More than 120,000 Mexicans ask Supreme Court to affirm right to life

Pope Francis speaks with Mexico's President Enrique Pena Nieto during a private audience at the Vatican Jun 7, 2014.REUTERS/Claudio Peri/Pool

More than 120,000 Mexicans have called on the Mexican Supreme Court to affirm that "abortion is not a right."

The petition, which was launched by the pro-life organisation CitizenGo, is calling on the Supreme Court to uphold the abortion reform law of the Mexican state of Tlaxcala in the face of a lawsuit filed by Supreme Court Associate Justice José Fernando Franco González Salas that challenges the law's constitutionality.

While the state considers abortion in rape cases legal, Tlaxcala criminalises other forms of abortion. Women who are not victims of rape but still underwent abortion can face up to 15 days in jail, according to MS Magazine.

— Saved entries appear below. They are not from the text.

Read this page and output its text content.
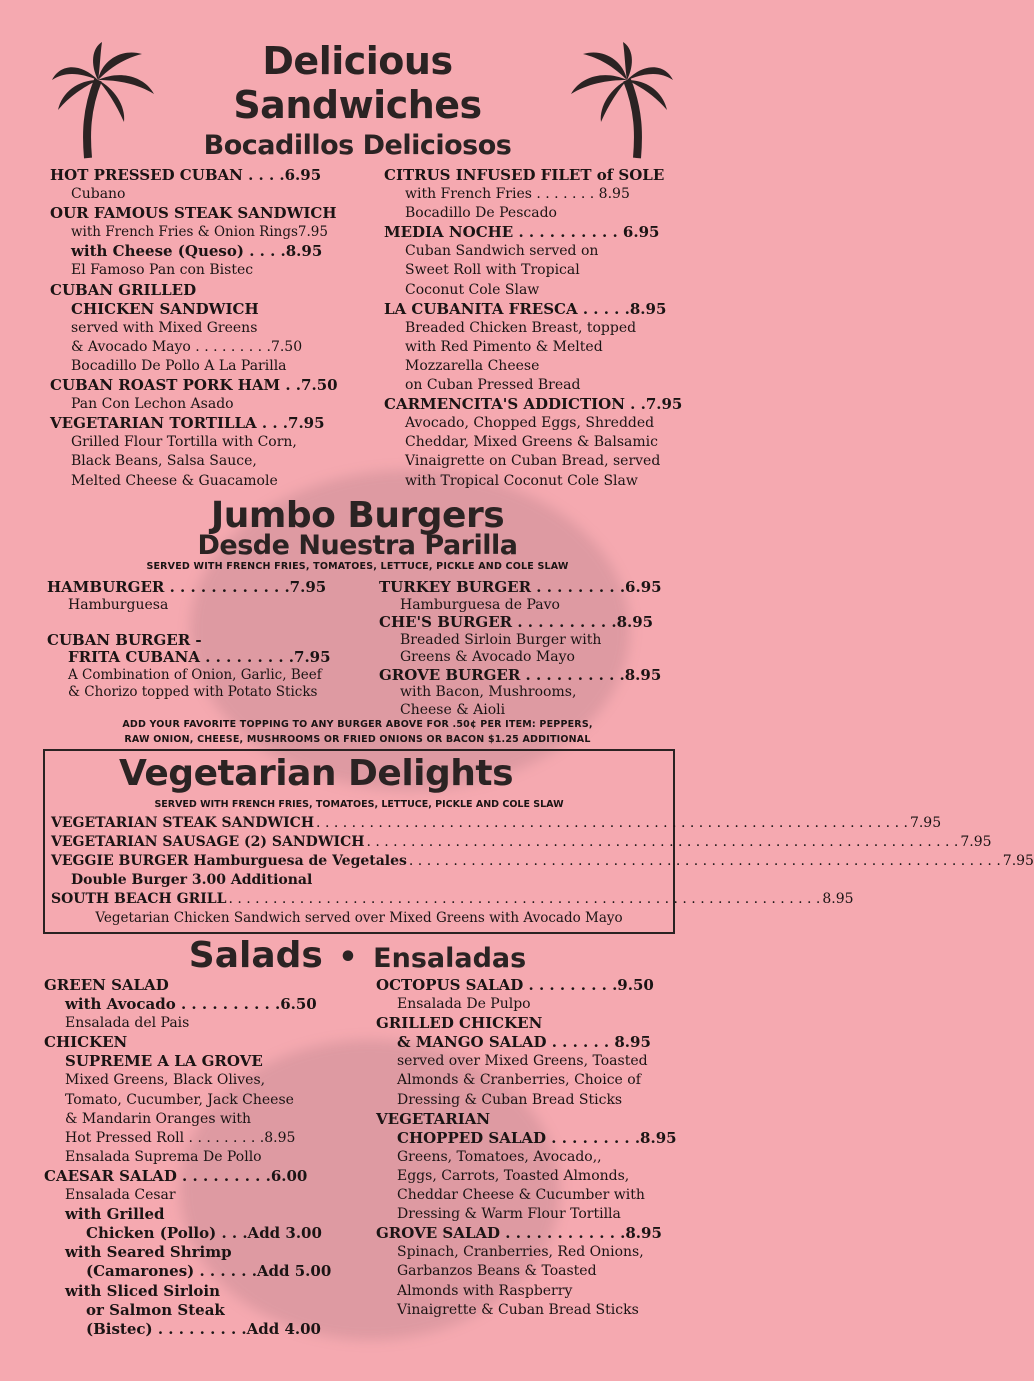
Delicious
Sandwiches
Bocadillos Deliciosos
HOT PRESSED CUBAN . . . .6.95
Cubano
OUR FAMOUS STEAK SANDWICH
with French Fries & Onion Rings7.95
with Cheese (Queso) . . . .8.95
El Famoso Pan con Bistec
CUBAN GRILLED
CHICKEN SANDWICH
served with Mixed Greens
& Avocado Mayo . . . . . . . . .7.50
Bocadillo De Pollo A La Parilla
CUBAN ROAST PORK HAM . .7.50
Pan Con Lechon Asado
VEGETARIAN TORTILLA . . .7.95
Grilled Flour Tortilla with Corn,
Black Beans, Salsa Sauce,
Melted Cheese & Guacamole
CITRUS INFUSED FILET of SOLE
with French Fries . . . . . . . 8.95
Bocadillo De Pescado
MEDIA NOCHE . . . . . . . . . . 6.95
Cuban Sandwich served on
Sweet Roll with Tropical
Coconut Cole Slaw
LA CUBANITA FRESCA . . . . .8.95
Breaded Chicken Breast, topped
with Red Pimento & Melted
Mozzarella Cheese
on Cuban Pressed Bread
CARMENCITA'S ADDICTION . .7.95
Avocado, Chopped Eggs, Shredded
Cheddar, Mixed Greens & Balsamic
Vinaigrette on Cuban Bread, served
with Tropical Coconut Cole Slaw
Jumbo Burgers
Desde Nuestra Parilla
SERVED WITH FRENCH FRIES, TOMATOES, LETTUCE, PICKLE AND COLE SLAW
HAMBURGER . . . . . . . . . . . .7.95
Hamburguesa
CUBAN BURGER -
FRITA CUBANA . . . . . . . . .7.95
A Combination of Onion, Garlic, Beef
& Chorizo topped with Potato Sticks
TURKEY BURGER . . . . . . . . .6.95
Hamburguesa de Pavo
CHE'S BURGER . . . . . . . . . .8.95
Breaded Sirloin Burger with
Greens & Avocado Mayo
GROVE BURGER . . . . . . . . . .8.95
with Bacon, Mushrooms,
Cheese & Aioli
ADD YOUR FAVORITE TOPPING TO ANY BURGER ABOVE FOR .50¢ PER ITEM: PEPPERS,
RAW ONION, CHEESE, MUSHROOMS OR FRIED ONIONS OR BACON $1.25 ADDITIONAL
Vegetarian Delights
SERVED WITH FRENCH FRIES, TOMATOES, LETTUCE, PICKLE AND COLE SLAW
VEGETARIAN STEAK SANDWICH . . . . . . . . . . . . . . . . . . . . . . . . . . . . . . . . . . . . . . . . . . . . . . . . . . . . . . . . . . . . . . . . . . . 7.95
VEGETARIAN SAUSAGE (2) SANDWICH . . . . . . . . . . . . . . . . . . . . . . . . . . . . . . . . . . . . . . . . . . . . . . . . . . . . . . . . . . . . . . . . . . . 7.95
VEGGIE BURGER Hamburguesa de Vegetales . . . . . . . . . . . . . . . . . . . . . . . . . . . . . . . . . . . . . . . . . . . . . . . . . . . . . . . . . . . . . . . . . . . 7.95
Double Burger 3.00 Additional
SOUTH BEACH GRILL . . . . . . . . . . . . . . . . . . . . . . . . . . . . . . . . . . . . . . . . . . . . . . . . . . . . . . . . . . . . . . . . . . . 8.95
Vegetarian Chicken Sandwich served over Mixed Greens with Avocado Mayo
Salads • Ensaladas
GREEN SALAD
with Avocado . . . . . . . . . .6.50
Ensalada del Pais
CHICKEN
SUPREME A LA GROVE
Mixed Greens, Black Olives,
Tomato, Cucumber, Jack Cheese
& Mandarin Oranges with
Hot Pressed Roll . . . . . . . . .8.95
Ensalada Suprema De Pollo
CAESAR SALAD . . . . . . . . .6.00
Ensalada Cesar
with Grilled
Chicken (Pollo) . . .Add 3.00
with Seared Shrimp
(Camarones) . . . . . .Add 5.00
with Sliced Sirloin
or Salmon Steak
(Bistec) . . . . . . . . .Add 4.00
OCTOPUS SALAD . . . . . . . . .9.50
Ensalada De Pulpo
GRILLED CHICKEN
& MANGO SALAD . . . . . . 8.95
served over Mixed Greens, Toasted
Almonds & Cranberries, Choice of
Dressing & Cuban Bread Sticks
VEGETARIAN
CHOPPED SALAD . . . . . . . . .8.95
Greens, Tomatoes, Avocado,,
Eggs, Carrots, Toasted Almonds,
Cheddar Cheese & Cucumber with
Dressing & Warm Flour Tortilla
GROVE SALAD . . . . . . . . . . . .8.95
Spinach, Cranberries, Red Onions,
Garbanzos Beans & Toasted
Almonds with Raspberry
Vinaigrette & Cuban Bread Sticks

According to the Catholic News Agency, the petition is addressed to González Salas, Mexican Supreme Court President Luis Maria Aguilar Morales and the President of Mexico, Enrique Peña Nieto, and reminds them that the outcome of the lawsuit will be binding on all judges in the country. 

"(T)he immediate effect (of the ruling) would be to invalidate Tlaxcala's abortion reform law, and the secondary effect would be that the court's ruling would be obligatory for all the judges in the country," the petition said.

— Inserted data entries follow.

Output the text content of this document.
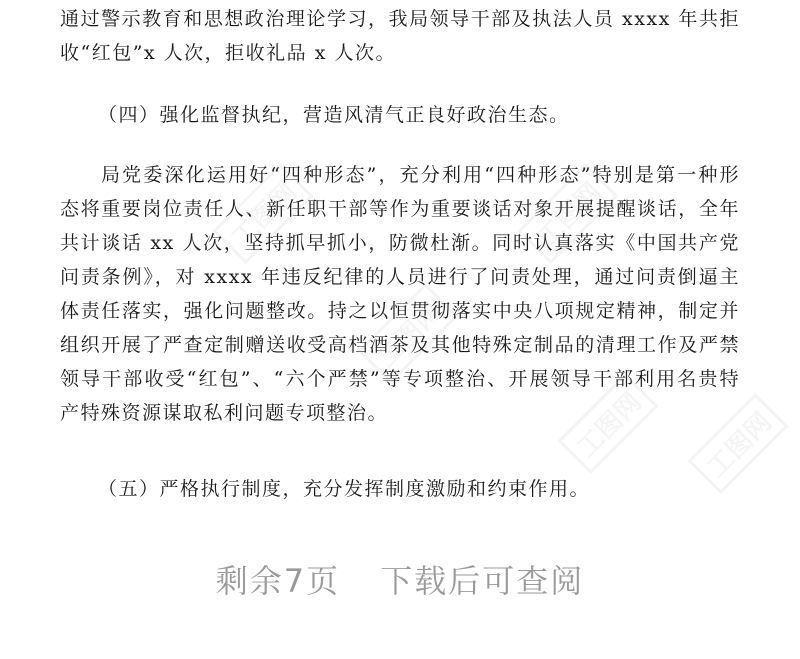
通过警示教育和思想政治理论学习，我局领导干部及执法人员 xxxx 年共拒收“红包”x 人次，拒收礼品 x 人次。

（四）强化监督执纪，营造风清气正良好政治生态。

局党委深化运用好“四种形态”，充分利用“四种形态”特别是第一种形态将重要岗位责任人、新任职干部等作为重要谈话对象开展提醒谈话，全年共计谈话 xx 人次，坚持抓早抓小，防微杜渐。同时认真落实《中国共产党问责条例》，对 xxxx 年违反纪律的人员进行了问责处理，通过问责倒逼主体责任落实，强化问题整改。持之以恒贯彻落实中央八项规定精神，制定并组织开展了严查定制赠送收受高档酒茶及其他特殊定制品的清理工作及严禁领导干部收受“红包”、“六个严禁”等专项整治、开展领导干部利用名贵特产特殊资源谋取私利问题专项整治。

（五）严格执行制度，充分发挥制度激励和约束作用。

剩余7页 下载后可查阅
工图网	工图网
工图网
工图网
工图网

As a result, people all around the country will be able to legally abort pregnancies by simply seeking "constitutional judicial relief from the penal code."

If the Supreme Court invalidates Tlaxcala's abortion reform law, the petition alleged, judges would be compelled to provide the necessary judicial relief to petitioners.

The petitioners further reminded the Supreme Court that Mexico is a signatory of the International Covenant on Political and Civil Rights (ICCPR), which recognises the "the right to life from conception," and the UN Convention of the Rights of the Child, which states that "every minor holds the right to have his life protected, including before birth." 

"Declaring the law unconstitutional would entail a grave violation of the first of all rights, the right to life and would be contrary to international treaties," CitizenGo warned the recipients.